Molecular cloning of six novel Krüppel-like zinc finger genes from hematopoietic cells and identification of a novel transregulatory domain KRNB.

To clone zinc finger genes expressed in hematopoietic system, we designed primers based on conserved Cys(2)/His(2) zinc finger sequences to amplify corresponding domains from mRNA of normal bone marrow and leukemia cell line NB4. DNA fragments of novel zinc finger genes were chosen and used as probe pool to screen cDNA libraries or subject to rapid amplification of cDNA ends in order to obtain full-length cDNA. Six cDNAs including whole open reading frame of zinc finger proteins, named as ZNF191, ZNF253 (BMZF-1), ZNF255 (BMZF-2), ZNF256 (BMZF-3), ZNF257 (BMZF-4), and ZNF254 (BMZF-5) were obtained.

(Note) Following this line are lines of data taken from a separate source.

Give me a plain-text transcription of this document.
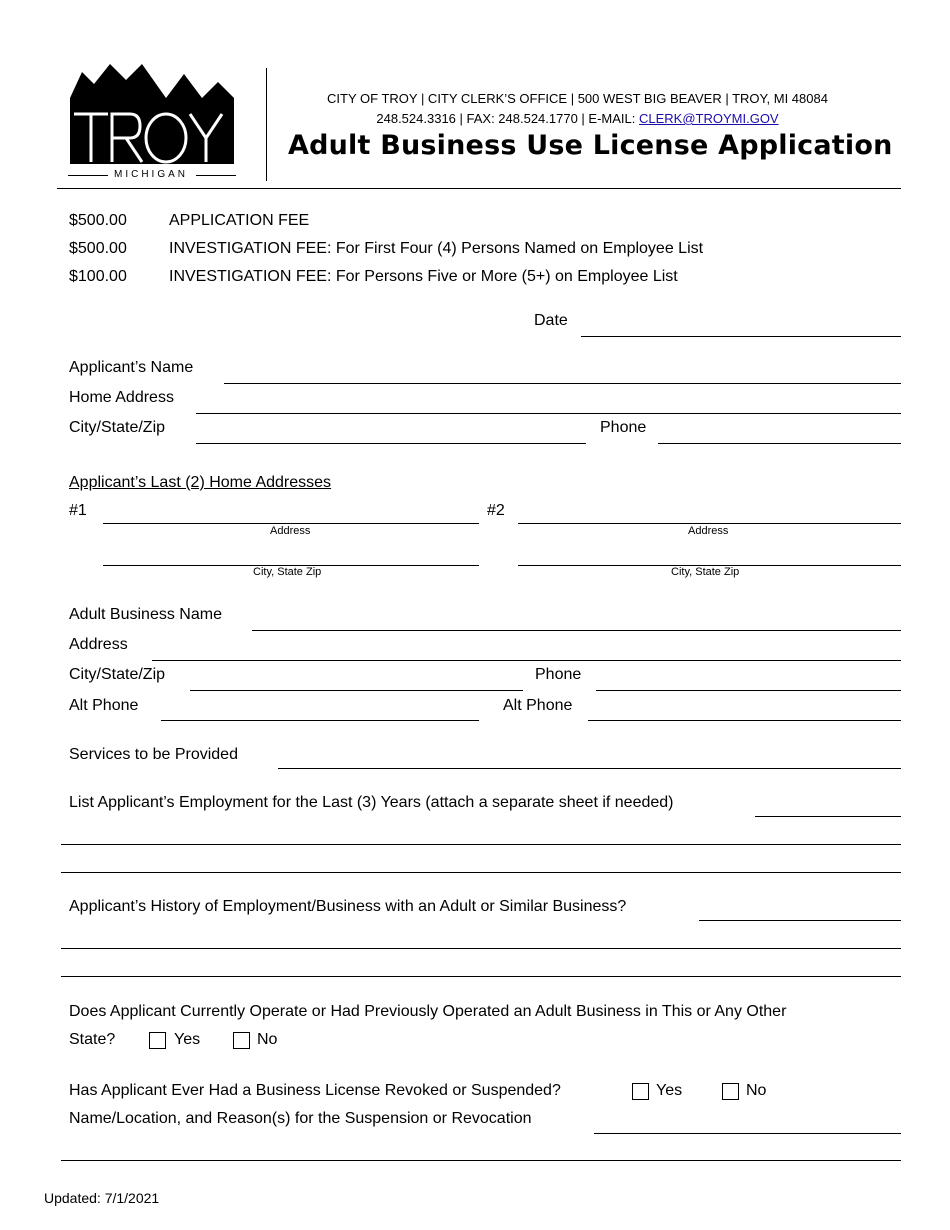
MICHIGAN
CITY OF TROY | CITY CLERK’S OFFICE | 500 WEST BIG BEAVER | TROY, MI 48084
248.524.3316 | FAX: 248.524.1770 | E-MAIL: CLERK@TROYMI.GOV
Adult Business Use License Application
$500.00	APPLICATION FEE
$500.00	INVESTIGATION FEE: For First Four (4) Persons Named on Employee List
$100.00	INVESTIGATION FEE: For Persons Five or More (5+) on Employee List
Date
Applicant’s Name
Home Address
City/State/Zip	Phone
Applicant’s Last (2) Home Addresses
#1
Address
City, State Zip
#2
Address
City, State Zip
Adult Business Name
Address
City/State/Zip	Phone
Alt Phone	Alt Phone
Services to be Provided
List Applicant’s Employment for the Last (3) Years (attach a separate sheet if needed)
Applicant’s History of Employment/Business with an Adult or Similar Business?
Does Applicant Currently Operate or Had Previously Operated an Adult Business in This or Any Other
State?	Yes	No
Has Applicant Ever Had a Business License Revoked or Suspended?	Yes	No
Name/Location, and Reason(s) for the Suspension or Revocation
Updated: 7/1/2021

All six belong to the Krüppel-like zinc finger gene family, and typical transcriptional regulatory motifs exist in the N-terminal moiety, such as the SCAN box in ZNF191, and the KRAB domains in ZNF253, ZNF254, ZNF256, and ZNF257. A previously undefined sequence nominated as Krüppel-related novel box, which may represent a new transregulatory motif, was revealed at the N terminus of ZNF255. The transregulatory function of non-zinc finger regions of ZNF191, ZNF253, and ZNF255 were addressed in yeast and mammalian cells. The results indicated that ZNF255 might be a conditional transactivator, whereas ZNF253 and ZNF191 displayed a suppressive effect on the transcription in yeast and/or mammalian systems.